Crewating scripts that can interact with your system streams stdin, stdout, stderr

Streams:

stdin and stdout are file-like objects (called "streams") provided by the OS.
for interactive shell
- stdin < keyboard
- stdout > tty
shell can "connect" stdin/stdout to other things:
- redirect from/to files: echo < infile, echo "hello"> outfile
- pipe output/input from/to other programs: echo "hello world" | grep hello

Unix and Python:

The ability to redirect input and output streams to programs is a powerful aspect of the Unix design philosophy.

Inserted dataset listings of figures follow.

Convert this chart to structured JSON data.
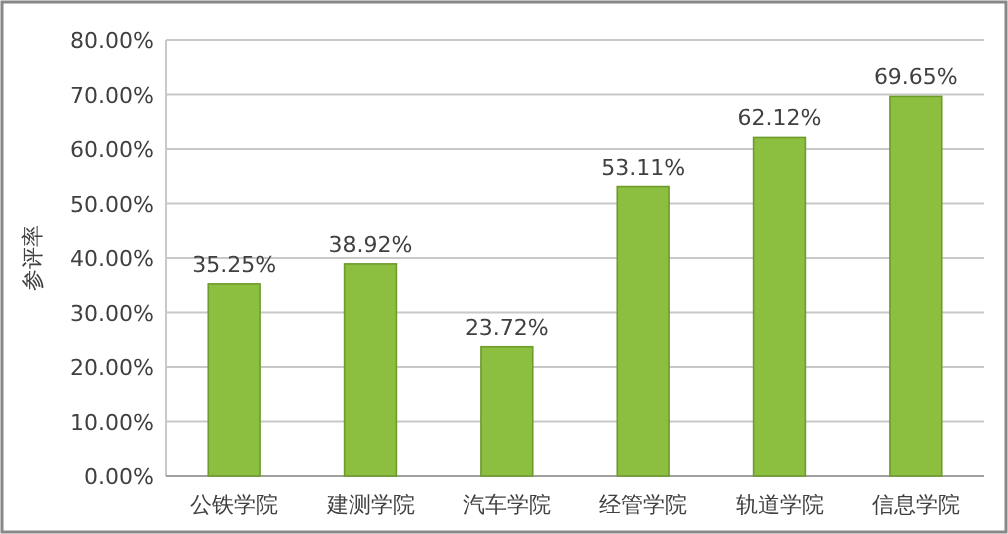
{
  "chart_data": {
    "type": "bar",
    "ylabel": "参评率",
    "categories": [
      "公铁学院",
      "建测学院",
      "汽车学院",
      "经管学院",
      "轨道学院",
      "信息学院"
    ],
    "values": [
      35.25,
      38.92,
      23.72,
      53.11,
      62.12,
      69.65
    ],
    "value_labels": [
      "35.25%",
      "38.92%",
      "23.72%",
      "53.11%",
      "62.12%",
      "69.65%"
    ],
    "color": "#8cbf3f",
    "ylim": [
      0,
      80
    ],
    "yticks": [
      {
        "value": 0,
        "label": "0.00%"
      },
      {
        "value": 10,
        "label": "10.00%"
      },
      {
        "value": 20,
        "label": "20.00%"
      },
      {
        "value": 30,
        "label": "30.00%"
      },
      {
        "value": 40,
        "label": "40.00%"
      },
      {
        "value": 50,
        "label": "50.00%"
      },
      {
        "value": 60,
        "label": "60.00%"
      },
      {
        "value": 70,
        "label": "70.00%"
      },
      {
        "value": 80,
        "label": "80.00%"
      }
    ],
    "grid": "y"
  }
}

The streams sys.stdin, sys.stdout, and sys.stderr in sys bring that power to Python programs.

Python:

input() reads from stdin
print() writes to stdout
sys.stdin.read() < stdin
sys.stdout.write() > stdout

stdout

# print() is a thin wrapper for sys.stdout.write() and does nice things like converts inputs to strings for you 
print(99)

# sys.stdout.write() is raw, and doesn't do any conversion for you
import sys

# sys.stdout.write( 99 )     # ERROR
# sys.stdout.write( '99' )   # no line return
sys.stdout.write(str(99) + '\n') # mimic print() output

stdin

The very manual way...

name = input("What's your name? ")

A better way is to use sys.stdin.read() in a script to make that script "stream compliant":

# Check which directory you are about to write to...
import os
os.getcwd()

%%file script_stdin.py
# Contents of script_stdin.py
import sys
data = sys.stdin.readlines()
print "This file contains", len(data), " lines."